PS: I wrote about this problem in August 2020. I will end with an excerpt:
What about the third objection to trade with China: that it might use various apps to surveil Americans? Again, just like the other two objections to trade with China, this is true. But in the major recent case of such surveillance, TikTok, it’s hard to see how this constitutes a problem. In August discussionJohn Cochrane, economist at Hoover disputed Hoover historian Niall Ferguson and Hoover national security expert HR McMaster support their view that TikTok was dangerous to Americans. Ferguson argued that TikTok is addictive among young people. I’m sure, just like computer games, but it has nothing to do with China.
McMaster argued that TikTok collects data on Americans, particularly young people. I’m sure this is also true, just like Facebook and Instagram do the same with different audiences. But how does this significantly harm Americans? Like Julian Sanchez of the Cato Institute recently wrote:
One can imagine how such information might be exploited by a government interested in surveilling its own citizens, but it’s harder to articulate a coherent reason why Midwestern teenagers posting cat videos should fear that Maoists are scrutinizing the settings of their system or their geolocations.
People often neglect young women’s dance performances, as we learned when a video leaked of Alexandria Ocasio-Cortez dancing while she was a student at Boston University. My own reaction was that she was a hell of a dancer.
HR McMaster argued that the Chinese government wanted to “weaponize data”. He’s probably right. But how exactly can we use data on, for example, young women who dance? Interestingly, its best example of the Chinese government collecting data that could harm Americans is the Chinese government’s hacking of confidential government-held data on millions of federal employees a few years ago. That was serious. But notice that they did it without trade. (HRD side note: and without TikTok.) Additionally, the lack of security from the US federal government has made hacking easier than not. I was a US federal employee in 2015 when the hack took place and Beth F. Cobert, Acting Director of the Office of Personnel Management, wrote to inform me that my data had been hacked. Here is an excerpt from his letter:
Since you applied for a position or submitted a background investigation form, the information in our records may include your name, social security number, address, date and place of birth, residence, your education and employment history, your personal foreign travel history, information about your immediate family and professional and personal acquaintances, and other information used to conduct and evaluate your background investigation.
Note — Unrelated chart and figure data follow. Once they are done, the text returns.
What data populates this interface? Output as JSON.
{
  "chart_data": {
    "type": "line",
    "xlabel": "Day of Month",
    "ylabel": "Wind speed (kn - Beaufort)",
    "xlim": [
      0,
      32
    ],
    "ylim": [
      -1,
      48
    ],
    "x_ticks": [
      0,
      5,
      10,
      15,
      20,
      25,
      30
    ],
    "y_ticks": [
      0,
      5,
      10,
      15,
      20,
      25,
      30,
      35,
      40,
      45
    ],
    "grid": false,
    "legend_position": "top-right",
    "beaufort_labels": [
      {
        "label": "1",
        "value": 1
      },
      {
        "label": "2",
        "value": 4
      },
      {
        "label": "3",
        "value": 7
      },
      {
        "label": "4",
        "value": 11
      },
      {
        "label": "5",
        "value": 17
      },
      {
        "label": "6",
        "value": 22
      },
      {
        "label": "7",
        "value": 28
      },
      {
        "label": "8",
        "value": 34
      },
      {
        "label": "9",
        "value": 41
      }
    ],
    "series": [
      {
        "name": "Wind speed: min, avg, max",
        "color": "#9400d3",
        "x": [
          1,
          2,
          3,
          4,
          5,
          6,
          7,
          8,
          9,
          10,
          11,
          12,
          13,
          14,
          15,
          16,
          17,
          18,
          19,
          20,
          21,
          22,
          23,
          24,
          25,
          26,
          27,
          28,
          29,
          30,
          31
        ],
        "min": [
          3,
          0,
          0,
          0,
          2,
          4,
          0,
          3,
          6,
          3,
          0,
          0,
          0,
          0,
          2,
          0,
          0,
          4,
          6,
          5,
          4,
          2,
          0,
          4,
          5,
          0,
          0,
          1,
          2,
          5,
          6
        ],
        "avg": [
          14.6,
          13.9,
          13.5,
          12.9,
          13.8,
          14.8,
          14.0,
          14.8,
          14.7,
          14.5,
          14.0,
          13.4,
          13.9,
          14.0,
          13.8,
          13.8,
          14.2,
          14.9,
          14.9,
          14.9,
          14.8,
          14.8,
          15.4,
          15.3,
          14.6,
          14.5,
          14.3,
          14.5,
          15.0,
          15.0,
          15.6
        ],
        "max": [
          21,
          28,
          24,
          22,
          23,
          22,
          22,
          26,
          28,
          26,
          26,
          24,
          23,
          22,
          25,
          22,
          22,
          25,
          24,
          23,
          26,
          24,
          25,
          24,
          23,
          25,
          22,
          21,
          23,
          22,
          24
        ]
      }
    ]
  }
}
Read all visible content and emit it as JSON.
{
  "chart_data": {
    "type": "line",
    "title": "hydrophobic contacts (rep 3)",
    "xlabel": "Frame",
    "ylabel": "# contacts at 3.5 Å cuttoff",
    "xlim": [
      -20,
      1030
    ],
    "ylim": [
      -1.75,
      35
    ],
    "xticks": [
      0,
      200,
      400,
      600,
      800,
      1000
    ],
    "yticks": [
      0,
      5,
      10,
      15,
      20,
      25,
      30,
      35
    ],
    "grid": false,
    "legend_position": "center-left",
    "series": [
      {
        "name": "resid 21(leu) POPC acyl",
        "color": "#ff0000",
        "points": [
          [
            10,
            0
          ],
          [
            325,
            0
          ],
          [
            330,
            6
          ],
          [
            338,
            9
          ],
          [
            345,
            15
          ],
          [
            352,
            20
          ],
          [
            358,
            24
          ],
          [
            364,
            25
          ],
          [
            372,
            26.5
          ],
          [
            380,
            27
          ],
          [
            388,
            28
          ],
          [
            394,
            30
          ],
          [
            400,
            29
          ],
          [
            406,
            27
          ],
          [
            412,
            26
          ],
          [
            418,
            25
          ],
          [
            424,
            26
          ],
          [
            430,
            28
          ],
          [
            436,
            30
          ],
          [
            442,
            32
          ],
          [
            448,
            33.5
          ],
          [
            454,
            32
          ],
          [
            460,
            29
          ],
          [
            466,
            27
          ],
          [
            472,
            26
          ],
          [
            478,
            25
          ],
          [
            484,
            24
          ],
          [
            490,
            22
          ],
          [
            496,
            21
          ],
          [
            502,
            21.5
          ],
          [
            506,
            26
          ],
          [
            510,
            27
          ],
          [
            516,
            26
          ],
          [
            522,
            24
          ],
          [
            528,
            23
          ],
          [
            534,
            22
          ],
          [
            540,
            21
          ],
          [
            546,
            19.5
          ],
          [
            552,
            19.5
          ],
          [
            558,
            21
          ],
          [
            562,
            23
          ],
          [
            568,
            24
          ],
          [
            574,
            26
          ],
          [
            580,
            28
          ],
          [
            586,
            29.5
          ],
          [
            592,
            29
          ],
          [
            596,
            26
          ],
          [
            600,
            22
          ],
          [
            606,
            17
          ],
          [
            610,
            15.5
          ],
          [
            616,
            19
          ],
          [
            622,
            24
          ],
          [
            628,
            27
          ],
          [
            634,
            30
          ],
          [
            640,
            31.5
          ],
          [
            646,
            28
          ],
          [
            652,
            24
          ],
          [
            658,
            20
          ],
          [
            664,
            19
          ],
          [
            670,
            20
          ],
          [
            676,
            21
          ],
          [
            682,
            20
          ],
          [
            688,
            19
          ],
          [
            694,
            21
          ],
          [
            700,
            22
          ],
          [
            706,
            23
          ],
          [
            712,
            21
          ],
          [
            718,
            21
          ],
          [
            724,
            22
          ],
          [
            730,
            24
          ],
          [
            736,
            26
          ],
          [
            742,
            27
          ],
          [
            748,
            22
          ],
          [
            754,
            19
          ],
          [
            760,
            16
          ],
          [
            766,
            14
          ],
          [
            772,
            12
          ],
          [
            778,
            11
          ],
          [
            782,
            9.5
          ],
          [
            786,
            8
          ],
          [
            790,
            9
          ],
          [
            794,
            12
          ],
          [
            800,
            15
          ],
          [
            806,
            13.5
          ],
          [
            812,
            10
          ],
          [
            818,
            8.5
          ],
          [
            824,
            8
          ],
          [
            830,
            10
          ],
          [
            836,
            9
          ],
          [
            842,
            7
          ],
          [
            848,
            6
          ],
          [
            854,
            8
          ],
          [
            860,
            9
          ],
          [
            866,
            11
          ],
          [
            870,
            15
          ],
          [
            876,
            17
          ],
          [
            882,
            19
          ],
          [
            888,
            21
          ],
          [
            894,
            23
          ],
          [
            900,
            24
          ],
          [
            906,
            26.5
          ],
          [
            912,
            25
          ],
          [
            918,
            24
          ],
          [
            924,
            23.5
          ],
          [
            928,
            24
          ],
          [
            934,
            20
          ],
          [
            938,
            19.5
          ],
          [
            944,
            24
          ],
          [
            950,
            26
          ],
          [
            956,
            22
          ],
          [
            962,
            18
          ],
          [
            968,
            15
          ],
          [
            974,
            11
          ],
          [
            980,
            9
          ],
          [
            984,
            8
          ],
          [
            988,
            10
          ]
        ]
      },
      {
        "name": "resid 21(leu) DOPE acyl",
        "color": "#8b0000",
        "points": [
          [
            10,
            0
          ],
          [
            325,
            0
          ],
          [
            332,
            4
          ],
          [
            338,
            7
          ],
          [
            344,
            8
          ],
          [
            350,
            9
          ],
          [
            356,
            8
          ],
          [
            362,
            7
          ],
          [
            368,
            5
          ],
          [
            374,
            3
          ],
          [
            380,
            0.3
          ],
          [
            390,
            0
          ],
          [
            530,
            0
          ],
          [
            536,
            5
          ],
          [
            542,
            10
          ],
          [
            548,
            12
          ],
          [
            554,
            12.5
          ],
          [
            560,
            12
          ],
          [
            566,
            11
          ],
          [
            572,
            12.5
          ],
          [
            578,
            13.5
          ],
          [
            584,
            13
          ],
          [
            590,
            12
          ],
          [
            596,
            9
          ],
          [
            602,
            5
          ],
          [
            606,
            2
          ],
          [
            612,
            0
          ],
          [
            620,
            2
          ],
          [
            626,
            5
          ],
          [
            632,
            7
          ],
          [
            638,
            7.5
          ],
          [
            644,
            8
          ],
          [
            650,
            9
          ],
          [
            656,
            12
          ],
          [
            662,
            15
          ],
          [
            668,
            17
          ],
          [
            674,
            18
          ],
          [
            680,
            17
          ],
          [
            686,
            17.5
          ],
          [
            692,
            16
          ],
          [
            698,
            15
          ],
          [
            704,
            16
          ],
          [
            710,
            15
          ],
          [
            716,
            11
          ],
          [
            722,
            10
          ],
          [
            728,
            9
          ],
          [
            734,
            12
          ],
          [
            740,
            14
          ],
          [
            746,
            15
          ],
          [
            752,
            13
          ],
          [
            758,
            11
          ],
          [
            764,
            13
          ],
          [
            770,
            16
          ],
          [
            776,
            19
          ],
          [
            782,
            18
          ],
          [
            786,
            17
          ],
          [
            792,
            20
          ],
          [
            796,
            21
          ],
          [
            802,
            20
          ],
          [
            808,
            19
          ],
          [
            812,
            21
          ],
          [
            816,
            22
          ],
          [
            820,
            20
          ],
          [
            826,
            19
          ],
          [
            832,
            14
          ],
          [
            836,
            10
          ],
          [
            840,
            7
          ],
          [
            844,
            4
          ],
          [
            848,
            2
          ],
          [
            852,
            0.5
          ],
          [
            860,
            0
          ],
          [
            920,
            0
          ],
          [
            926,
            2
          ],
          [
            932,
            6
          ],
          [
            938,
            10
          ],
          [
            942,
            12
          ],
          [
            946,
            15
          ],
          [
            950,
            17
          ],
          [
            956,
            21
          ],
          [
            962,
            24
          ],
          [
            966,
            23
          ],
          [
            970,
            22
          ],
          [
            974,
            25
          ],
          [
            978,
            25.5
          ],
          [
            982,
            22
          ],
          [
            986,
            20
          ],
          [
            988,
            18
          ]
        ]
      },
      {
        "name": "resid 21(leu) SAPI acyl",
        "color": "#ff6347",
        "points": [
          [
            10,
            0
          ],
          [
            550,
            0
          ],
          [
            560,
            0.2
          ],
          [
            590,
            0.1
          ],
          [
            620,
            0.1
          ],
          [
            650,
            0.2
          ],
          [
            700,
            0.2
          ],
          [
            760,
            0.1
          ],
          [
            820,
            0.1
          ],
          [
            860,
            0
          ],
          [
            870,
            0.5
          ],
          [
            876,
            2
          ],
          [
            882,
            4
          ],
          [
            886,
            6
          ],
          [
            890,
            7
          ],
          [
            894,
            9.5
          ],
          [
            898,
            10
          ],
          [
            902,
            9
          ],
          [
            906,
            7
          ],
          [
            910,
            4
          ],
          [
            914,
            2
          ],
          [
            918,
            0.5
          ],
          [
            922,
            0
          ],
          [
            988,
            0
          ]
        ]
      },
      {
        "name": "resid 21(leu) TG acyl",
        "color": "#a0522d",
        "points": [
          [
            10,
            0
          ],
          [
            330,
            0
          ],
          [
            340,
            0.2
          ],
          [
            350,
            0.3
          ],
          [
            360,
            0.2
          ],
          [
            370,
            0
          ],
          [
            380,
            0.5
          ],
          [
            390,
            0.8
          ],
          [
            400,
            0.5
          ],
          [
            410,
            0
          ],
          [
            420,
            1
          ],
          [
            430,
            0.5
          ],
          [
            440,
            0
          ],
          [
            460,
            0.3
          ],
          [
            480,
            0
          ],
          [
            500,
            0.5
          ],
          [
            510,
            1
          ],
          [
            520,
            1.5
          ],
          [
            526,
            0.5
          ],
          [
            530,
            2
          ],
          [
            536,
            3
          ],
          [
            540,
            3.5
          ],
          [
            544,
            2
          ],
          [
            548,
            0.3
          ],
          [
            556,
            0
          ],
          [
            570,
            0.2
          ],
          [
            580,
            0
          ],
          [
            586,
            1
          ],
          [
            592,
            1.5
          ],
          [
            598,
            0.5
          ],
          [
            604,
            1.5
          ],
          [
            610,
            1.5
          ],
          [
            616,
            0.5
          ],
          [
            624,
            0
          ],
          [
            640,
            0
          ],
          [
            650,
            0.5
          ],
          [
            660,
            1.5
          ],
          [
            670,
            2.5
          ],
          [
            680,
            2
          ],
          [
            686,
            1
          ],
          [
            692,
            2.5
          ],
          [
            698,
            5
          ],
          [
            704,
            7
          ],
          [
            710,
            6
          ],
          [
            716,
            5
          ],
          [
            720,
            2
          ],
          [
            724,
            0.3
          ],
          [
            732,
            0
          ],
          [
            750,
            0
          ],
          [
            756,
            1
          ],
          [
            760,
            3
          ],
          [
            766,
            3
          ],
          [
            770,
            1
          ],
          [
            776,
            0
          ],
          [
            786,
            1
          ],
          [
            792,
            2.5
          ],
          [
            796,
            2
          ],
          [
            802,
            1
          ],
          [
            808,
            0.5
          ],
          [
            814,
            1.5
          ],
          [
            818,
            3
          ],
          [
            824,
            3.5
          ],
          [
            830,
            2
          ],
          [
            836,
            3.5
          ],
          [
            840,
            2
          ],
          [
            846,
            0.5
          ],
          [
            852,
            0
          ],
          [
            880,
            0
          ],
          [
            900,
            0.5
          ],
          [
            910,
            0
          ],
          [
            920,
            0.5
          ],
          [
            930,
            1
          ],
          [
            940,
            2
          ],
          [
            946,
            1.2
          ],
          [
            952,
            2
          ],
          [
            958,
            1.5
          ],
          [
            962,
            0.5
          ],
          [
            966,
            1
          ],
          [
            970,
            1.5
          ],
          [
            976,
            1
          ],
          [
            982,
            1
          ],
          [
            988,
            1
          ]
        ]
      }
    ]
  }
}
She added: “Our records also indicate that your fingerprints were likely compromised during the cyber intrusion. »
I distinctly remember that the hacked form I filled out the year before asked if I had committed adultery in the past seven years. This was important, you see, because the American government needed to know whether I could be blackmailed. Fortunately, my answer was no, but note that the US government had made it easy for the Chinese government to blackmail federal employees who said yes.
It’s data like this that I would like the federal government to protect, not photos of young girls dancing.